With the statute of the CCP officially endorsing the Xi doctrine, the level of importance attached to his ideology can easily be inferred. Eradicating poverty, opening up the country’s markets, building a world class military and ultimately becoming the world’s superpower are the major goals of this doctrine. Contrary to the Mao’s model of ruling China, the Xi model marks a significant departure particularly in terms of fostering economic development and prosperity. Some scholars consider the Xi doctrine more economic than political in nature as ‘market socialism’ lies at the heart of it. Though there is a single-party rule, private sector involvement in development is top priority. In this light, the Chinese model has posed a grave challenge to the question of whether democracy with various socio-political and economic rights for the citizens is really a pre-requisite for development. Amid this scenario, even the proponents of capitalism like Fukuyama has hinted at the growing prominence of the communist ideology in the near future.
In the aftermath of this unprecedented agreement, mixed reactions have surfaced in Nepal’s political circle. While some parties have observed this political development with great suspicion, differing views have been cropped up among the leaders of the NCP itself. Learning from the experiences of any communist party or revolution isn’t a new matter. Even in the past, various forums have been utilised between the communist parties of the two countries to discuss various agenda.
What is important to understand here is that it is impossible to import the political ideology of any party and implement in another country. In the context of the above stated political development between NCP and CCP, it is almost impossible for Nepal to adopt the Chinese political model in the current system as Nepal’s politics is characterised by democracy, rule of law, adult franchise, civil liberties among others. Hence, the suspicion that NCP will adopt the single-party rule is baseless. On the development front, it is possible to take positive lessons and see its relevance in our own context. But the blind adaptation of even the development model holds no significance for carving a long term development path of Nepal.

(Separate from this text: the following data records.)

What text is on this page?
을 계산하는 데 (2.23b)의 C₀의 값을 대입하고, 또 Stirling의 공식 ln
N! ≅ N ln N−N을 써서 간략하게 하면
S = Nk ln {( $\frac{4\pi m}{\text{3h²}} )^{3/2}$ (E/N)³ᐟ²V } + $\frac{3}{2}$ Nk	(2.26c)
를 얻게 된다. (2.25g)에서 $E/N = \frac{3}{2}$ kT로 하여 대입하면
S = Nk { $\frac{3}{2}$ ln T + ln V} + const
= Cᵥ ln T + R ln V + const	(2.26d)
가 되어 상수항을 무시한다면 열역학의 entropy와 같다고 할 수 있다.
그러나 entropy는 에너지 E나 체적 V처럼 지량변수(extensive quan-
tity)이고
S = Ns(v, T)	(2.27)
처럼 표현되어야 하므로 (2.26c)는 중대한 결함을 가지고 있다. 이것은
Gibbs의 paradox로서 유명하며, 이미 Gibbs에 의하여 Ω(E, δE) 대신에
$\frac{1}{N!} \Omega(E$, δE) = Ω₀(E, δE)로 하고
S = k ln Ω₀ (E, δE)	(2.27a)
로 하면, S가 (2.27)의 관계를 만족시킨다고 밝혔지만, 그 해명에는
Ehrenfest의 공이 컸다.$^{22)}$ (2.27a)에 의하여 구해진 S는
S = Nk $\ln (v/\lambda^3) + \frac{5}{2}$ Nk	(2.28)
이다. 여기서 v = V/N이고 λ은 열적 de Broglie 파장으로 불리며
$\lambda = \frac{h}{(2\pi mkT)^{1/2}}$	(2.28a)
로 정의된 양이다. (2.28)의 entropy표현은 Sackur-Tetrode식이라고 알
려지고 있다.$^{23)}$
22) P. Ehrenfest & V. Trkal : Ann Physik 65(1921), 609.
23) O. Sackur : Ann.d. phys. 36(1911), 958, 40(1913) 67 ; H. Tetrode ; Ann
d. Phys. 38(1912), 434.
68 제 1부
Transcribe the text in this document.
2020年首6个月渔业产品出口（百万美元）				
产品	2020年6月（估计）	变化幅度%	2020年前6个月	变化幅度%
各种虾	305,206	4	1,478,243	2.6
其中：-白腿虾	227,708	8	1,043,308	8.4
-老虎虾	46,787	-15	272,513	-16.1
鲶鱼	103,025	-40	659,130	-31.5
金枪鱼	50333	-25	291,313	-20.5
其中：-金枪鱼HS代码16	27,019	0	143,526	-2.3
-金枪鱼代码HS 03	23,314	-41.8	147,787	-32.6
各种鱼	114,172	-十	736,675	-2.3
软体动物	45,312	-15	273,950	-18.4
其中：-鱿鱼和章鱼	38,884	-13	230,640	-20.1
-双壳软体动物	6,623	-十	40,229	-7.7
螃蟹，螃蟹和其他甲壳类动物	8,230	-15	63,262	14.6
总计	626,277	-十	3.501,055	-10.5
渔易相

So there is a greater need of clarity within the NCP as to the main goal of the recent agreement. Imparting a clear message to the party cadres will be equally crucial in order to alleviate the disgruntled cadres who are in deep confusion in the absence of adequate training and orientation. Since CCP is largely interested in pushing the economic agendas particular under the Belt and Road Initiative (BRI) brand, NCP also needs to accord top priority to the agenda of economic prosperity and development. Adequate preparation before sitting in such bilateral negotiations is a prerequisite to reap any possible benefits.

(The author is a member of the Social Science and Research Faculty at NIMS College.)